The bills would penalize drivers that are snapped driving more than ten miles per hour over the school zone speed limit. Violators will be fined $132 by the House bill, with around half of the money designated for Florida’s general revenue fund. The city government will collect the brunt of the remaining money, with lesser percentages being given to the Florida Department of Law Enforcement, the school system, and some children’s hospitals.
If cars are photographed speeding into school zones, they will get traffic tickets, and the money received will be distributed in the same manner as the House bill.
While the bills may seem like a good cause, they aren’t being embraced without a bit of concern. Automated compliance, according to some civil rights organizations, may not be the best approach. Lawsuits against them are still pending in the courts. Red light, as well as speed cameras, are prohibited in ten different states. The use of these instruments is not addressed in any manner by Florida statute.
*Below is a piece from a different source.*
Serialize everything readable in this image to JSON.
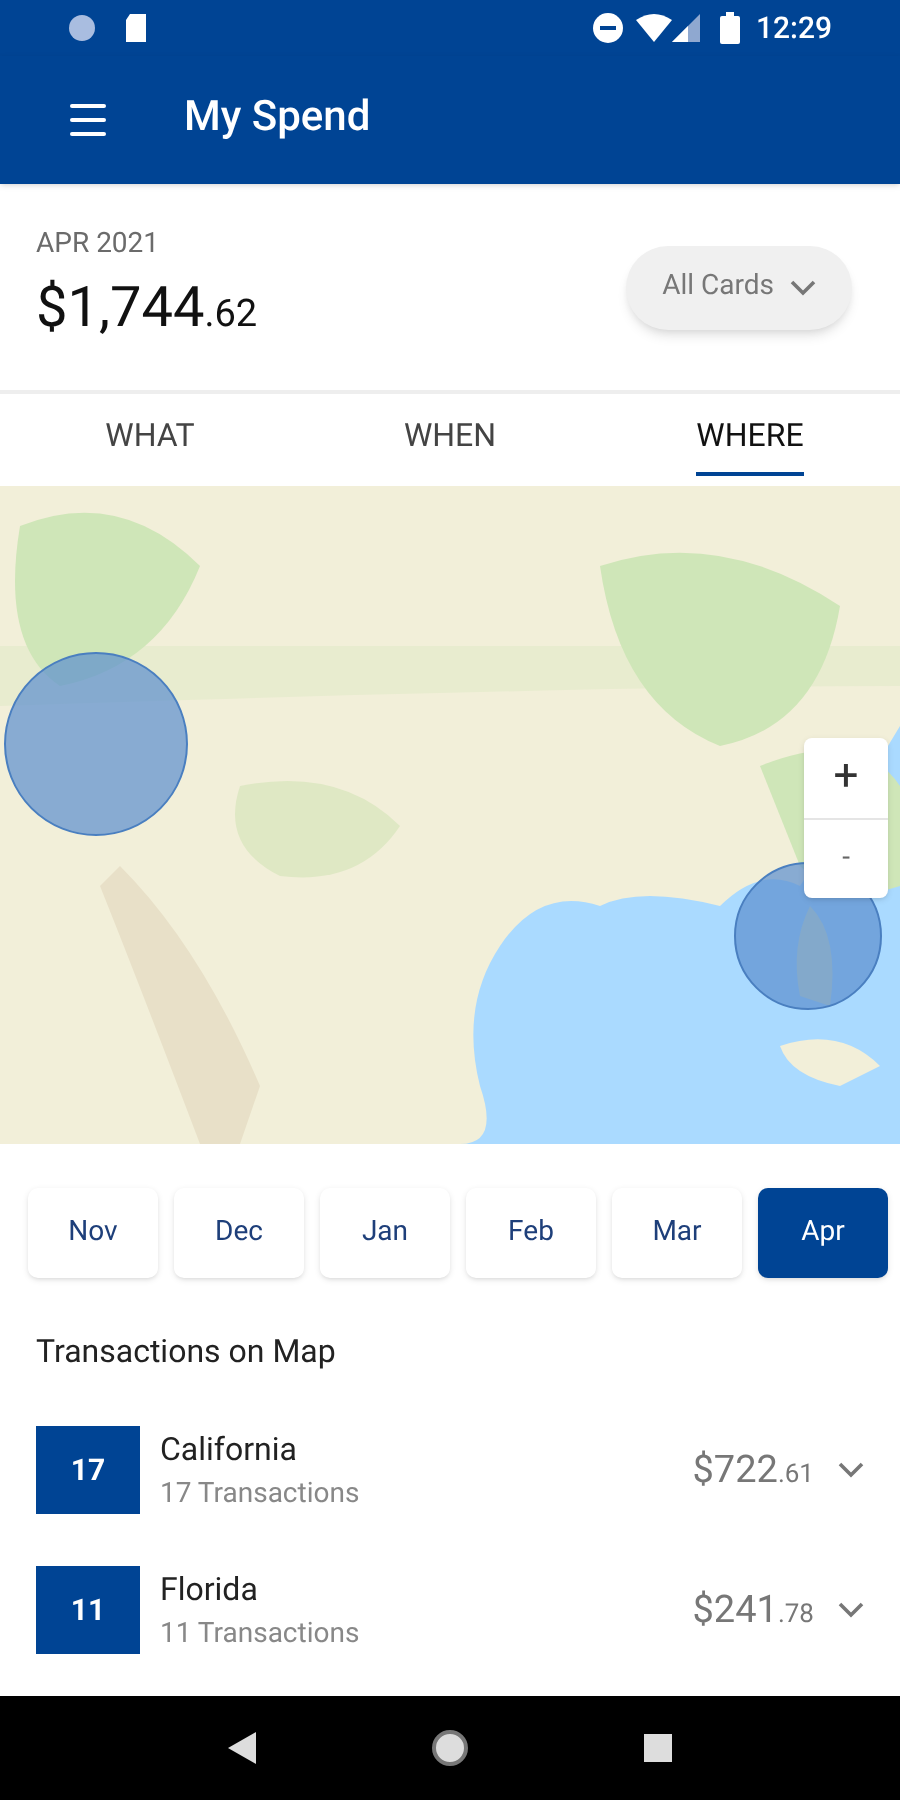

The aim is to protect children, not to give tickets or raise fines. Before any violations are given, counties and cities with these protection programs must notify their residents about the cameras and give alerts. Florida has long allowed cameras to catch pictures of drivers speeding through red lights, and politicians have evaluated repealing the law.
Should you have any questions about a citation, as your Miami traffic ticket lawyer we’re here to help you fight your ticket. Contact us today to discuss your case or if you need the services of a Miami expungement attorney.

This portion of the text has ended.